In the unlikely event Congress restores bankruptcy protection for private student loan debtors, this debtor would be out of luck, while the lender would have collected its full claim from the Federal Government.  As the bill is written, it applies mainly to people who never worked with the financial aid office of a reputable educational institution and were steered directly into private loan arrangements with unfavorable terms.

It would not apply to the much larger body of debtors who resorted to private loans after exceeding FFEL limits, to cosigners (mainly parents), or to people who enrolled in programs that did not qualify for FFELP but are nonetheless considered to have educational loans for purposes of the bankruptcy laws.  In short, it does essentially nothing for struggling debtors, since, even for those who qualify for refinancing, reducing interest rates and extending the repayment period will fail to make many obligations affordable.
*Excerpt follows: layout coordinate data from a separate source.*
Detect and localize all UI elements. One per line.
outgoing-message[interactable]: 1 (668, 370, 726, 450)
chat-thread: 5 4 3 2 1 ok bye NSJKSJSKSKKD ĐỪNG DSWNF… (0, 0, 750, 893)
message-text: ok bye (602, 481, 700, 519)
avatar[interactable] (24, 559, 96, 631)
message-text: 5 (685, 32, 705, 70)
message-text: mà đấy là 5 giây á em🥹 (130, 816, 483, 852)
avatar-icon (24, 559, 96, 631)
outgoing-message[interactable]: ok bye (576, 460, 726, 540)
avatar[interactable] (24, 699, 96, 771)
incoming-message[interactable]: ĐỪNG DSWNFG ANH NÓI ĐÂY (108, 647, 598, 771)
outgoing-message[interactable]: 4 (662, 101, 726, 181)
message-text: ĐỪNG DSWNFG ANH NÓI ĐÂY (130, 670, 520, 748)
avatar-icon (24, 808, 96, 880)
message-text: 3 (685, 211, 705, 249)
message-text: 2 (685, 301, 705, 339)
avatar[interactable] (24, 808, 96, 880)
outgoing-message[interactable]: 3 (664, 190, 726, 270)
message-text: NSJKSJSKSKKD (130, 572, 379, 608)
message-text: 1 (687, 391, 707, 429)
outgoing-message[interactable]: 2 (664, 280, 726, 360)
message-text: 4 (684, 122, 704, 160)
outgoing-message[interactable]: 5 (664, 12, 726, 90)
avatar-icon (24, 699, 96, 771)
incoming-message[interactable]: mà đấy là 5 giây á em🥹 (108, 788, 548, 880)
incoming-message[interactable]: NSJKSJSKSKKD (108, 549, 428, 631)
Check that Lender’s Arithmetic!

The problem of the debt which ought to have been liquidated according to the terms of a Chapter 13 plan, but surfaces with a vengeance due to undisclosed fees and lender accounting shenanigans, is familiar in mortgage contexts but may also involve student loans, as the recent case of Carlson-Callow v. Sallie Mae Servicing, Educational Credit Management Corporation, and Northwest Loan Association (U.S. Bankr. Idaho, 2008 Bankr. Lexis 1815) illustrates.

On first reading this looks like one of those rare instances where a debtor obtained real relief from an onerous student loan. The debtor, 60 years old and suffering from a serious congenital disorder likely to progressively limit her ability to work full time in an indifferently-paid profession, owed $88,776 in 2001, when she consolidated all her loans, and $123,070 in 2005, because of interest accruing during forbearance. The creditors had already agreed to settle for the original principal and reduce the interest rate to 5%, but this did not result in an affordable repayment amount.
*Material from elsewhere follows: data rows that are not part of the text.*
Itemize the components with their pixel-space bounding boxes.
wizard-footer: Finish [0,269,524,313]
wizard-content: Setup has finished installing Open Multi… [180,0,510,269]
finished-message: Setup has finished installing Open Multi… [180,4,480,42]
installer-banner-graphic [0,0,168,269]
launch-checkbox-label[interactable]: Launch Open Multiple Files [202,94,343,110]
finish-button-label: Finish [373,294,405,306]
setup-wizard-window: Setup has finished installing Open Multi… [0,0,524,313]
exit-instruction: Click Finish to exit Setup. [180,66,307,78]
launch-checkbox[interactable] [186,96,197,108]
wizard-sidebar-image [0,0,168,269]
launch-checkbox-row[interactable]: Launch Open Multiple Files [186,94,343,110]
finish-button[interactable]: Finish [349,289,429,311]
After scrutinizing the debtor’s budget, disallowing minimal support to an adult daughter, and putting the last nail in the coffin of an unprofitable business, the court concluded the debtor could currently afford to pay $447/month toward her student loans.  The court then discharged all but $37,500 of the debt on grounds of undue hardship, maintaining that that amount could be paid off over five years on a graduated payment plan rising to $672 in the final 32 months of the plan.  The graduated payment took into account that other debts would be paid off earlier; it did not take into account the debtor’s deteriorating health.

The monthly amount required to fully amortize a $37,500 debt over five years at 5% interest is $707.  The payment schedule as entered into the court record leaves an undischargeable debt of $9,252.78, assuming the debtor is able to make all payments as scheduled. Something doesn’t add up here.  It looks as if this is one more area in which attorneys are going to have to go through all the documents with a fine-toothed comb, checking all the figures, to make sure their clients are getting the relief they are being told to expect.